Simulating climate variability and change in Central Asia using a coupled NHMM-AR1 Model

Climate variability and change will impact many aspects of human society (i.e. water resources, agriculture, economics, and local/regional global conflict). The precise degree to which these changes - specifically, regional changes - are caused by humans is uncertain. Yet it is important that human societies, regardless of cause, anticipate and recognize the changes, begin to adapt to the changes, and attempt to mitigate future changes.

We demonstrate one potential method of using a Non-Homogeneous Hidden Markov Model (NHMM) and a First-Order Auto Regressive Model (AR(1)) to stochastically generate two future 50-year precipitation series: a baseline scenario derived from TRMM Observations (2000-2009) and IPCC AR4 SRES A2 (2070-2099) experiment trend adjusted scenario for the water-stressed Tien Shan region in Central Asia. The four major components are 1) A NHMM training period based on 10 years TRMM data, 2) accurate representation of regional precipitation seasonality using a defined predictor based on a 60 day low pass filter of the TRMM precipitation data 3) GCM trend adjusted predictor (delta adjusted) of the baseline predictor for a projected future climate 4) Coupling with an AR1 model for layering of the low frequency variability shown within river streamflow gauge data.
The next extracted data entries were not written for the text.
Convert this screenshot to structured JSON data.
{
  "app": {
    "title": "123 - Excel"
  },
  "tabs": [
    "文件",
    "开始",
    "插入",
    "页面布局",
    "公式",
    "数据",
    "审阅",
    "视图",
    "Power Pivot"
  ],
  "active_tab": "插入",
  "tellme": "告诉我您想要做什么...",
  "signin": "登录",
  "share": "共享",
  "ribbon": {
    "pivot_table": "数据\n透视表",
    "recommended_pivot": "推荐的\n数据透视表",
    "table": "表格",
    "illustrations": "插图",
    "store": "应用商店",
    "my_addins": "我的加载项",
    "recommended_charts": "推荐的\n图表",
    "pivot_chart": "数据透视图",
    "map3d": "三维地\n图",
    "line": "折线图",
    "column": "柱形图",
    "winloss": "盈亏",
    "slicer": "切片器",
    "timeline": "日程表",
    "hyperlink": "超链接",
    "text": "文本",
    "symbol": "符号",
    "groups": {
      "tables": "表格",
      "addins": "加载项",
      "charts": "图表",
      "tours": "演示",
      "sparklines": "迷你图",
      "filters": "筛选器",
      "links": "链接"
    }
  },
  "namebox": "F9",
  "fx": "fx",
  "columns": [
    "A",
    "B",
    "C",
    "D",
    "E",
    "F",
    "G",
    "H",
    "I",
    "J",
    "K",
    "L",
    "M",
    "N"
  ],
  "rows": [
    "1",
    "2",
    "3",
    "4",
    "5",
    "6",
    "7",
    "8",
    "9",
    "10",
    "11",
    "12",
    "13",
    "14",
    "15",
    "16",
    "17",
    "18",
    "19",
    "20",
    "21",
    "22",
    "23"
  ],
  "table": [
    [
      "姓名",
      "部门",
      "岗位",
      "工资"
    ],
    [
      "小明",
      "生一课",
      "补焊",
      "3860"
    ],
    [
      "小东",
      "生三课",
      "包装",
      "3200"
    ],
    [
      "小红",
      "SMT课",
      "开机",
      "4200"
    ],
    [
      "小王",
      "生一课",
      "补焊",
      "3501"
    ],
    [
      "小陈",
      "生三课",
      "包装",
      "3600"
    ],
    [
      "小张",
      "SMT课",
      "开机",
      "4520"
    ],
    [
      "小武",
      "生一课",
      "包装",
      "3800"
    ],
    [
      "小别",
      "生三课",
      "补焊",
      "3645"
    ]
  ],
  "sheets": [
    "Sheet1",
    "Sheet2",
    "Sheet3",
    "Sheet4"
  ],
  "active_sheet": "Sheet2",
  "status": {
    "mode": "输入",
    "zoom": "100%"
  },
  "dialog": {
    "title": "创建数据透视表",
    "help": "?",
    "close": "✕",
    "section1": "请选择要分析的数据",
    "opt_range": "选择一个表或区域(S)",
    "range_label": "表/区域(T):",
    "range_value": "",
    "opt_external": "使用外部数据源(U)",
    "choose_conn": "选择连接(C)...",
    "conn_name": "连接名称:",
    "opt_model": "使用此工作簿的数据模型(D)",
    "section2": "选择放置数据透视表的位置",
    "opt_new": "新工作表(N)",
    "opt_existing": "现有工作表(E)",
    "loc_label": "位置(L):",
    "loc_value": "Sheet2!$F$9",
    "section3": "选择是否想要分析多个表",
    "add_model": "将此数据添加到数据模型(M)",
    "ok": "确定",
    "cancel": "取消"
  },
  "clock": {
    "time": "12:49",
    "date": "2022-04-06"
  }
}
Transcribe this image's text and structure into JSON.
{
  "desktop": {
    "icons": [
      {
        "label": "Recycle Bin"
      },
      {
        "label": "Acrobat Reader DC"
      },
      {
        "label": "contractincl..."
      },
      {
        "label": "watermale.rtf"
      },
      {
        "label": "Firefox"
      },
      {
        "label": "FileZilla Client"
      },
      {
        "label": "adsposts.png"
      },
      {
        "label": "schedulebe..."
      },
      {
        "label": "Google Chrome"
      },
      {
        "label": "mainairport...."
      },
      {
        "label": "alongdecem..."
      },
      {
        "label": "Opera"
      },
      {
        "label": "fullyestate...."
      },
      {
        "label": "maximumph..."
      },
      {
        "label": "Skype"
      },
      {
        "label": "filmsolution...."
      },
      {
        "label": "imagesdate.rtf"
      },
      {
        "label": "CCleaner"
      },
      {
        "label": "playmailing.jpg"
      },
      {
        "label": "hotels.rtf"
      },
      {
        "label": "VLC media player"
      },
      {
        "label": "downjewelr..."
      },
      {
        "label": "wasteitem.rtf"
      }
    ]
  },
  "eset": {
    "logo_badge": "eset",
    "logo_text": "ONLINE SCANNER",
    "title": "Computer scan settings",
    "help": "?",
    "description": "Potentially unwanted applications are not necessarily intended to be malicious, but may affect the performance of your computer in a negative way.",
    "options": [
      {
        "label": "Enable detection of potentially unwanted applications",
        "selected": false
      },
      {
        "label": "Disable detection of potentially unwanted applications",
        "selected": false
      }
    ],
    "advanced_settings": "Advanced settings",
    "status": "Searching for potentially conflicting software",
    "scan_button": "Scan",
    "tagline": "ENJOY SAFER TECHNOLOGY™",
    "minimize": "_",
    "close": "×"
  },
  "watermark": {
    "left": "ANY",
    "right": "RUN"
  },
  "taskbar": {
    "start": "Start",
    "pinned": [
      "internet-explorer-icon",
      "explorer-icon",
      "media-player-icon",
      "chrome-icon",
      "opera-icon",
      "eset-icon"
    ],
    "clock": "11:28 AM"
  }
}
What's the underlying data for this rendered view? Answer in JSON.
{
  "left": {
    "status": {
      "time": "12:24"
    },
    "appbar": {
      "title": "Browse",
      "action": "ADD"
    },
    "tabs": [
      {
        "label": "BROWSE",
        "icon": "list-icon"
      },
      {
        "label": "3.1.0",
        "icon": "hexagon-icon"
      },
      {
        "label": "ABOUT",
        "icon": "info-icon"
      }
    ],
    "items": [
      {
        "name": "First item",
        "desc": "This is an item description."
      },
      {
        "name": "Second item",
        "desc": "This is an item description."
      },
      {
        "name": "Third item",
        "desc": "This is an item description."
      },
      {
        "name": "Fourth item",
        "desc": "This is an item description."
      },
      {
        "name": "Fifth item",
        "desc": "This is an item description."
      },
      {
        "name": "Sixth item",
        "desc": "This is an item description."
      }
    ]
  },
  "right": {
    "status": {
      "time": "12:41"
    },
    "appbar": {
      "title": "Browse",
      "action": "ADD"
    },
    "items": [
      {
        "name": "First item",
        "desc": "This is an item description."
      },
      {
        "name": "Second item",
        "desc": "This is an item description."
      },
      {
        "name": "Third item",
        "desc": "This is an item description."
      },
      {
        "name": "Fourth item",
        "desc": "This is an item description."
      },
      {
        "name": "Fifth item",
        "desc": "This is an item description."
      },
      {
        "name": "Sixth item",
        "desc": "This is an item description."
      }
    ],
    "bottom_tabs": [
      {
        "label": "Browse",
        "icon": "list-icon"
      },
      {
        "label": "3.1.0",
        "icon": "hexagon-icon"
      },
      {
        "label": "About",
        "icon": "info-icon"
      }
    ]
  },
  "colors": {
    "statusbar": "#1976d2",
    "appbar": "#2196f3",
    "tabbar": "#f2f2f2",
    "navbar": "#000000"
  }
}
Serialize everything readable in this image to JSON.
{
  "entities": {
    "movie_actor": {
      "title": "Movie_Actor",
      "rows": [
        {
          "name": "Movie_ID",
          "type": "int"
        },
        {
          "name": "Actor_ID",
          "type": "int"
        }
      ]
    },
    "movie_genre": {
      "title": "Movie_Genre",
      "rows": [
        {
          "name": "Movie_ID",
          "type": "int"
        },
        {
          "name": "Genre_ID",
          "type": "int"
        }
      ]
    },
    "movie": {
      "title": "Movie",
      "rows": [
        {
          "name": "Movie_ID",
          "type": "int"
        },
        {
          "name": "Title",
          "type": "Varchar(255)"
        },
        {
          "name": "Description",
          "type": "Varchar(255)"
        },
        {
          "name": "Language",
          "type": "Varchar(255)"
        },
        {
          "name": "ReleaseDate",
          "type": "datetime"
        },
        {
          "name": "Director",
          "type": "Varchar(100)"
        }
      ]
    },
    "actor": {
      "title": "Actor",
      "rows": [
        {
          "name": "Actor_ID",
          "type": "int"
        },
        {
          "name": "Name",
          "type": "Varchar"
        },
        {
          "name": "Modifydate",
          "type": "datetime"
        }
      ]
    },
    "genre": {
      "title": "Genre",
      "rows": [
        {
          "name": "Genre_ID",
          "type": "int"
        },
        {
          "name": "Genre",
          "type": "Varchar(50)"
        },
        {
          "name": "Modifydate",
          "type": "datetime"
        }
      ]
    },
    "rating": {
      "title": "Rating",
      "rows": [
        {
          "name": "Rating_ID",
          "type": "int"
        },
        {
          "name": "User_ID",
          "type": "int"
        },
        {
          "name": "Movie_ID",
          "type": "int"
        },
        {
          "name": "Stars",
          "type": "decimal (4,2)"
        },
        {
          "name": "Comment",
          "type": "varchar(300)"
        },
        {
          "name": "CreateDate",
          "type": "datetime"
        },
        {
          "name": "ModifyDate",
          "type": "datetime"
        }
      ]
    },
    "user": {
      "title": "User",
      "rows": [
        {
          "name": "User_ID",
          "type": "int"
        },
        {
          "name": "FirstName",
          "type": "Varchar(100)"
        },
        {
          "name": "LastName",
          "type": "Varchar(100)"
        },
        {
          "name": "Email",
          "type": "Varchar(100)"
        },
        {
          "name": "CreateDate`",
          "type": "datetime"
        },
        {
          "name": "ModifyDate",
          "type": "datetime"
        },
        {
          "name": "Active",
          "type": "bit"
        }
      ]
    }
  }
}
18 IPCC AR4 GCMs simulations of historical climate of the 20th century (20c3m) for 1950-1999 are used to determine the GCMs that produce broadly realistic precipitation mean monthly values for our region. Future precipitation trend projections are extracted from 13 GCMs, SRES A2 experiments for the 2070-2099 periods. We compare the mean monthly precipitation values from IPCC AR4 20c3m data and TRMM observations from 2000 to 2009 for GCM accuracy and suitability for future projections of climate for our region of interest. By comparing historical (20c3m) mean monthly values and simulations (SRES A2) of 2070-2099, a delta change is derived and used to adjust the baseline predictor for stochastically generating a NHMM 50-year GCM adjusted precipitation series.

Coupling the 8 State Non-Homogeneous Hidden Markov Model (NHMM) stochastic simulations with a First Order Auto Regressive model (AR1) based on river streamflow data allows for a layered approach combining seasonal precipitation and multi-decadal variability. These 50-year simulations were then used in a coupled climate-land-ice-hydrological model for enhancing the understanding of water resource management and planning in the region.